The researchers theorized that the wrinkles would form the same way each time, as the blood vessels that constrict to form them don’t move around within the fingers.
Related: Why do wrinkles form?
“Blood vessels don’t change their position much — they move around a bit, but in relation to other blood vessels, they’re pretty static,” German said. “That means the wrinkles should form in the same manner, and we proved that they do.”
The researchers tested this hypothesis on three subjects, submerging their fingers in water for 30 minutes and taking pictures of their “pruning.” They then repeated the process under the same conditions 24 hours later, and compared the images of their fingers.
The scientists discovered that each participant had the same patterns of wrinkles appear during both tests, indicating that an individual’s wrinkles form the same way each time.
“This work conclusively reveals for the first time that topographical wrinkle patterns caused by prolonged human hand immersion in water are repeatable and consistent at different timepoints,” the researchers wrote in the paper.
“The results demonstrate a significant relationship between wrinkle orientation across both time points and thus reveal the consistency of wrinkle morphology over time.”
However, as the study only included a test group of three people, further research on more individuals needs to be done to firmly conclude that fingers prune the same way each time.
In fact, the exact reason that our fingers evolved to prune in water remains unclear.
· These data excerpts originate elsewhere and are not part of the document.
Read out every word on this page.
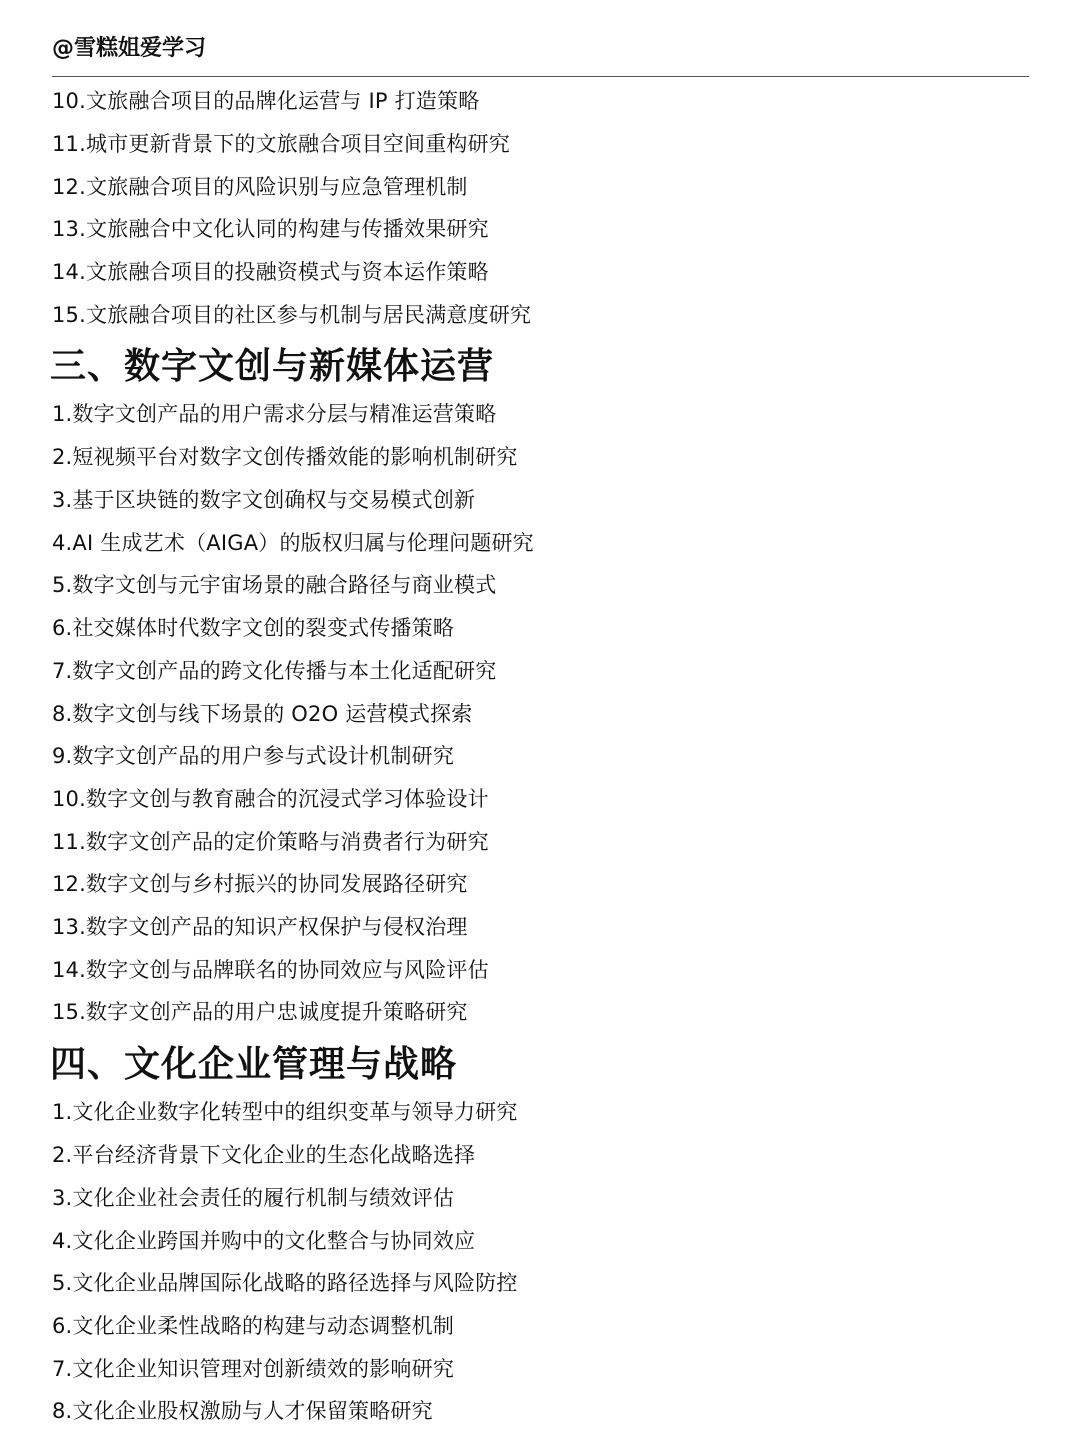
@雪糕姐爱学习
10.文旅融合项目的品牌化运营与 IP 打造策略
11.城市更新背景下的文旅融合项目空间重构研究
12.文旅融合项目的风险识别与应急管理机制
13.文旅融合中文化认同的构建与传播效果研究
14.文旅融合项目的投融资模式与资本运作策略
15.文旅融合项目的社区参与机制与居民满意度研究
三、数字文创与新媒体运营
1.数字文创产品的用户需求分层与精准运营策略
2.短视频平台对数字文创传播效能的影响机制研究
3.基于区块链的数字文创确权与交易模式创新
4.AI 生成艺术（AIGA）的版权归属与伦理问题研究
5.数字文创与元宇宙场景的融合路径与商业模式
6.社交媒体时代数字文创的裂变式传播策略
7.数字文创产品的跨文化传播与本土化适配研究
8.数字文创与线下场景的 O2O 运营模式探索
9.数字文创产品的用户参与式设计机制研究
10.数字文创与教育融合的沉浸式学习体验设计
11.数字文创产品的定价策略与消费者行为研究
12.数字文创与乡村振兴的协同发展路径研究
13.数字文创产品的知识产权保护与侵权治理
14.数字文创与品牌联名的协同效应与风险评估
15.数字文创产品的用户忠诚度提升策略研究
四、文化企业管理与战略
1.文化企业数字化转型中的组织变革与领导力研究
2.平台经济背景下文化企业的生态化战略选择
3.文化企业社会责任的履行机制与绩效评估
4.文化企业跨国并购中的文化整合与协同效应
5.文化企业品牌国际化战略的路径选择与风险防控
6.文化企业柔性战略的构建与动态调整机制
7.文化企业知识管理对创新绩效的影响研究
8.文化企业股权激励与人才保留策略研究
Several studies have found evidence suggesting that the wrinkles may improve our grip on objects during wet conditions. However, other research has found no improvement in grip or tactile acuity when fingers are wrinkled.
Regardless of its evolutionary origin, the researchers hope that their discovery of skin wrinkling being consistent each time could one day be used in forensic investigations.
“Biometrics and fingerprints are built into my brain,” said German, whose father was a police officer. “I always think about this sort of stuff, because it’s fascinating.”
“I feel like a kid in a candy store, because there’s so much science here that I don’t know.”